Easy to understand social media KPIs

Lost in a sea of social media analytics? Wondering if what you post on social media is actually beneficial to your business? No clue what to set as your key performance indicators?

We realised we did not fully understand what activities we engage in online are effective, so we decided to establish some measurables.

In this post and video, I share our core social media metrics to monitor our success.

Background

As an agency, we are investing a lot of time in social media. We have well over 300 podcast episodes and 100s of videos, blogs and livestreams. We were “everywhere” and yet not measuring the success of the activities we were engaging with.

Essentially, we put out all this content and didn’t market it effectively.

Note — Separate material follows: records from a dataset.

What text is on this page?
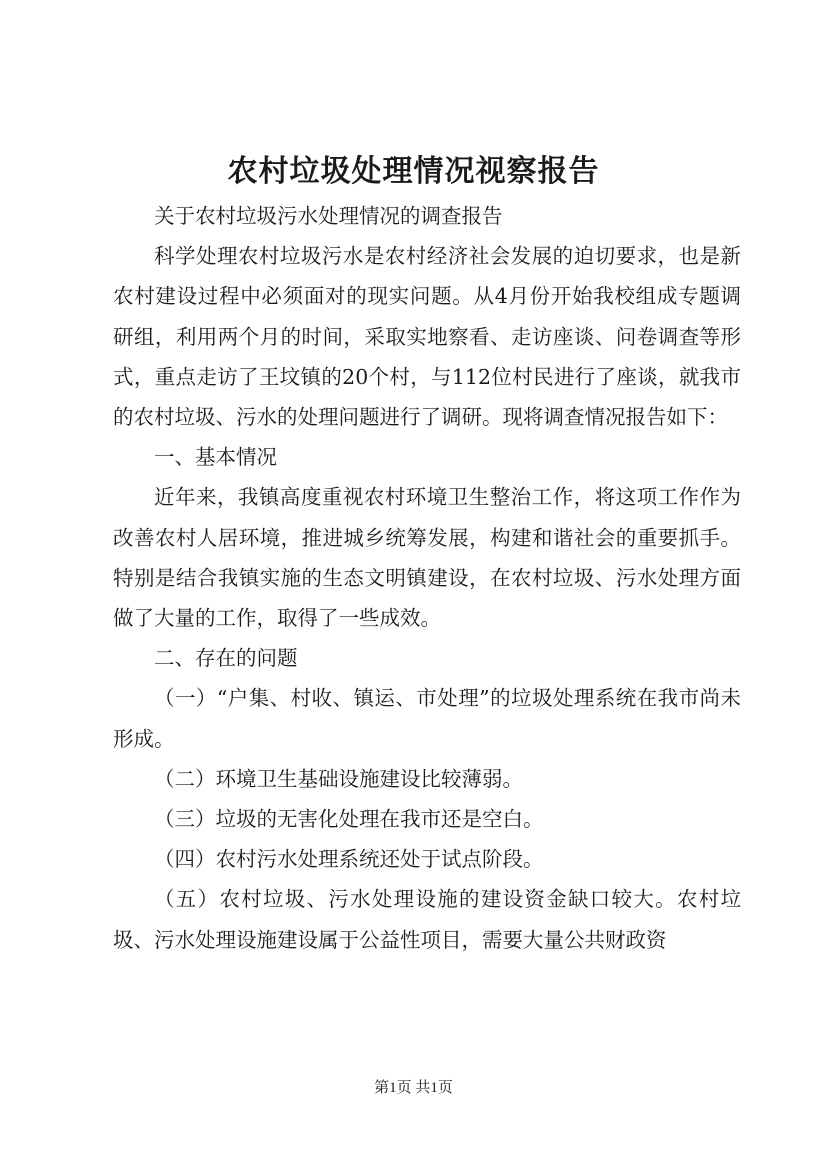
农村垃圾处理情况视察报告

关于农村垃圾污水处理情况的调查报告

科学处理农村垃圾污水是农村经济社会发展的迫切要求，也是新农村建设过程中必须面对的现实问题。从4月份开始我校组成专题调研组，利用两个月的时间，采取实地察看、走访座谈、问卷调查等形式，重点走访了王坟镇的20个村，与112位村民进行了座谈，就我市的农村垃圾、污水的处理问题进行了调研。现将调查情况报告如下：

一、基本情况

近年来，我镇高度重视农村环境卫生整治工作，将这项工作作为改善农村人居环境，推进城乡统筹发展，构建和谐社会的重要抓手。特别是结合我镇实施的生态文明镇建设，在农村垃圾、污水处理方面做了大量的工作，取得了一些成效。

二、存在的问题

（一）“户集、村收、镇运、市处理”的垃圾处理系统在我市尚未形成。

（二）环境卫生基础设施建设比较薄弱。

（三）垃圾的无害化处理在我市还是空白。

（四）农村污水处理系统还处于试点阶段。

（五）农村垃圾、污水处理设施的建设资金缺口较大。农村垃圾、污水处理设施建设属于公益性项目，需要大量公共财政资

第1页 共1页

The strategy was to share it a couple of times and hope for the best.

Not the best social media strategy!

Focusing on the outcome

As digital agencies, we are usually more focused on outcomes for our clients. We so often forget about the outcomes for ourselves. With that in mind, we noted 4 key outcomes we wanted to see and measure as a result of our content strategy and social media activities.

  • Audience growth
  • Lead generation
  • Content conversions
  • Community engagement
  • Brand awareness

Measuring social media success

Knowing the desired outcomes, we can begin to reverse engineer how we might track each one.

Audience Growth

We recognised we’d stagnated over time. The podcast audience wasn’t growing, YouTube views were low. The Facebook community attracting less and less people.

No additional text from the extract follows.